La revendication, avancée notamment par le Pcf, d’un Smic européen à 60% du salaire moyen de chaque pays est plutôt une bonne idée. Elle l’est d’autant plus qu’il n’est pas simple de trouver des revendications « en positif » en matière de droits sociaux au niveau de l’Union européenne tant les écarts en la matière sont importants entre pays.

Voici ci-dessous quelques arguments en faveur de cette revendication avec aussi quelques précisions afin d’éviter certaines ambiguïtés.

1/ Une revendication pertinente

Compte tenu des écarts de richesse et de productivité entre pays de l’Union européenne, il n’est pas possible de demander un salaire minimum d’un montant identique pour tous les pays européens... à moins d’aboutir à un montant très inférieur au Smic français.

La formulation d’un salaire minimum égal à 60% du salaire moyen de chaque pays a le mérite à la fois de donner du « sens commun » (il y a bien un chiffre commun pour l’Union) tout en tenant compte des disparités. On pourrait envisager une formule alternative du type « en % du PIB par habitant », mais cela serait beaucoup moins lisible et apporterait concrètement peu.

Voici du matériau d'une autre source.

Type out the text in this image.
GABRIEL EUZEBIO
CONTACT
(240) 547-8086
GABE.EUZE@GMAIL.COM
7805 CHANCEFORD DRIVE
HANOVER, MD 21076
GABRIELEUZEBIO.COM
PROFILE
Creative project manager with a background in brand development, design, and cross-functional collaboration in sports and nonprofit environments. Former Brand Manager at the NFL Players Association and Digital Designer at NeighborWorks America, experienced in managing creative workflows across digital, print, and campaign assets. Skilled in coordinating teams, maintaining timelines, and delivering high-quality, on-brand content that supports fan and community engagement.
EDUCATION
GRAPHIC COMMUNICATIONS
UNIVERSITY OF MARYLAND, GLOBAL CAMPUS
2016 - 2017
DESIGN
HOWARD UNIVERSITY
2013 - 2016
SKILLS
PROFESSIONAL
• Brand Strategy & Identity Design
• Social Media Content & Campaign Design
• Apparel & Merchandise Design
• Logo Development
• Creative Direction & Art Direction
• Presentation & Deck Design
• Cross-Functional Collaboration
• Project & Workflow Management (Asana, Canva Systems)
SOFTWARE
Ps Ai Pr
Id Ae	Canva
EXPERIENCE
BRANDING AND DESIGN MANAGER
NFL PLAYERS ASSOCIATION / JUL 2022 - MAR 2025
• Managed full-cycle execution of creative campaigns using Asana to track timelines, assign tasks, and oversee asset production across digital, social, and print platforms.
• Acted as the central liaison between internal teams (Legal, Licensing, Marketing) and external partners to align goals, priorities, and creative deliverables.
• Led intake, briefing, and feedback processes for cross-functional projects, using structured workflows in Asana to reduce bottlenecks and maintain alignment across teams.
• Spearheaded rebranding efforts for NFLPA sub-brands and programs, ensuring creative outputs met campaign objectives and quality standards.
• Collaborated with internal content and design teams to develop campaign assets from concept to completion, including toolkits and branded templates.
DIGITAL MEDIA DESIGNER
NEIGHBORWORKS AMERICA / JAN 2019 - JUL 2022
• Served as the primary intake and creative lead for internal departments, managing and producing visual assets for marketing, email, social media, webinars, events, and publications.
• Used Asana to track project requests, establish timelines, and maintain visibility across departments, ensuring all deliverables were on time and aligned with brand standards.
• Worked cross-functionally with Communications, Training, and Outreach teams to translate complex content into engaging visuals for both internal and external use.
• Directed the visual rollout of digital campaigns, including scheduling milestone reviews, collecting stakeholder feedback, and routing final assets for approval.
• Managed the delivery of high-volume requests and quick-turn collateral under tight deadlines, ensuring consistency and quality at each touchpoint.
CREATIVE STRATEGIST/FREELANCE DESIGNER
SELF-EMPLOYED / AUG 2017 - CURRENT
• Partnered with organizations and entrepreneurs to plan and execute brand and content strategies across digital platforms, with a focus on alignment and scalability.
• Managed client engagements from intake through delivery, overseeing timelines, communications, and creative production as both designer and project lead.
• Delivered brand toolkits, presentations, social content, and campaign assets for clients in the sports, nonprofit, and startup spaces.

En effet, à l’heure actuelle, le salaire minimum légal (le Smic en France), quand il existe, n’est supérieur à 60 % du salaire moyen dans aucun pays de l’Union européenne.

Certains pays ne sont pas très loin : aux alentours de 50% en France, au Luxembourg et à Malte ; d’autres en revanche sont très éloignés : 30 - 35% en Roumanie, Lituanie et Lettonie ; ou 35 - 40 % en Pologne, Hongrie, République Tchèque et Royaume-Uni.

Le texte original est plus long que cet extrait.